Это было очевидно и ужасно. Ни уважение, ни интерес, ни достижение цели уже не двигали ими. Остались только вечные поиски развлечения, затем крик вышедшего из себя взрослого, молчание и снова развлечение. Когда, зачем и кто из взрослых приучил их к этому легкому и бессмысленному пути?
Они поутихли. Но гул скоро снова начал нарастать.
После взрыва Кирилл будто лишился всех сил сразу. Уставшим голосом он повторил:
– Тема урока «Наследственность и изменчивость»…
Машина времени щелкнула переключателями. Восьмерка Мёбиуса раскрутилась, сияя металлическими гранями, и Кирилл, забыв о шумящей толпе, переместился в памяти туда, в прошлое, где самоуверенным подростком стоял с невозмутимым видом перед учительницей математики, которая орала на него, брызгая слюной. Да, это он там, равнодушный, гордый, не понимающий в своей слепоте, почему она кричит. Она думает, что он никогда не станет нормальным человеком. Она хочет помочь ему, но он глух, потому что знает о мире все и с любыми трудностями справится сам.

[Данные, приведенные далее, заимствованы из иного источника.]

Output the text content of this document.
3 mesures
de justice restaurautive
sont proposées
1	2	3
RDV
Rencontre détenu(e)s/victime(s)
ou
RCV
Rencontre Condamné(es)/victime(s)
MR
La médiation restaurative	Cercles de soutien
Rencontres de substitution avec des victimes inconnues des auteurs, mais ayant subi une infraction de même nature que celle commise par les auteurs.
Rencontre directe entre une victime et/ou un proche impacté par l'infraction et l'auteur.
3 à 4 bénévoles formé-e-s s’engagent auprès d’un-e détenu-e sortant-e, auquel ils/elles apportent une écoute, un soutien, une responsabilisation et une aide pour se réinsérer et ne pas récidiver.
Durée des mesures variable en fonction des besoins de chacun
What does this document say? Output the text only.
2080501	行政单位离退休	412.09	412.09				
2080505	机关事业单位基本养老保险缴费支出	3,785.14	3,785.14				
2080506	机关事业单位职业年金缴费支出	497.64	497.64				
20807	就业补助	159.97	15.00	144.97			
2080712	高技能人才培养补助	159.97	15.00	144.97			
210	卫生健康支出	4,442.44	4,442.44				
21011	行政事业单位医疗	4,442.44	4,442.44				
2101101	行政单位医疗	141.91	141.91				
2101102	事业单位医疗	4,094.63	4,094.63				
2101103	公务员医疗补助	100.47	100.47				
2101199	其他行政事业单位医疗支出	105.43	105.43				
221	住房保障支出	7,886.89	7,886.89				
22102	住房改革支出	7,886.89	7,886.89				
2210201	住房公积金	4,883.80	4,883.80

Он садится к своему другу и отпускает остроумную шутку в ее адрес, а друг смеется на весь класс. Озеров видит ее глаза – потускневшие, озлобленные. Он – один из тех, кто заставил ее взгляд умереть. Ученики, обедающие своим учителем, – вот картина всех времен и народов…
Восьмерка на машине времени крутится, и он возвращается назад. Оказывается, он отсутствовал всего несколько секунд. И его губы еще договаривают название темы урока.
«Теперь я по другую сторону, – принимает неожиданное откровение Озеров и поражается тому, как перевернулась монета. – Это расплата. Учительница чувствовала то же, что сейчас чувствую я…»
Едва он завладел крупицей внимания учеников, как в дверь постучали. Озеров сразу узнал недовольное лицо отца Тугина, показавшееся в дверном проеме.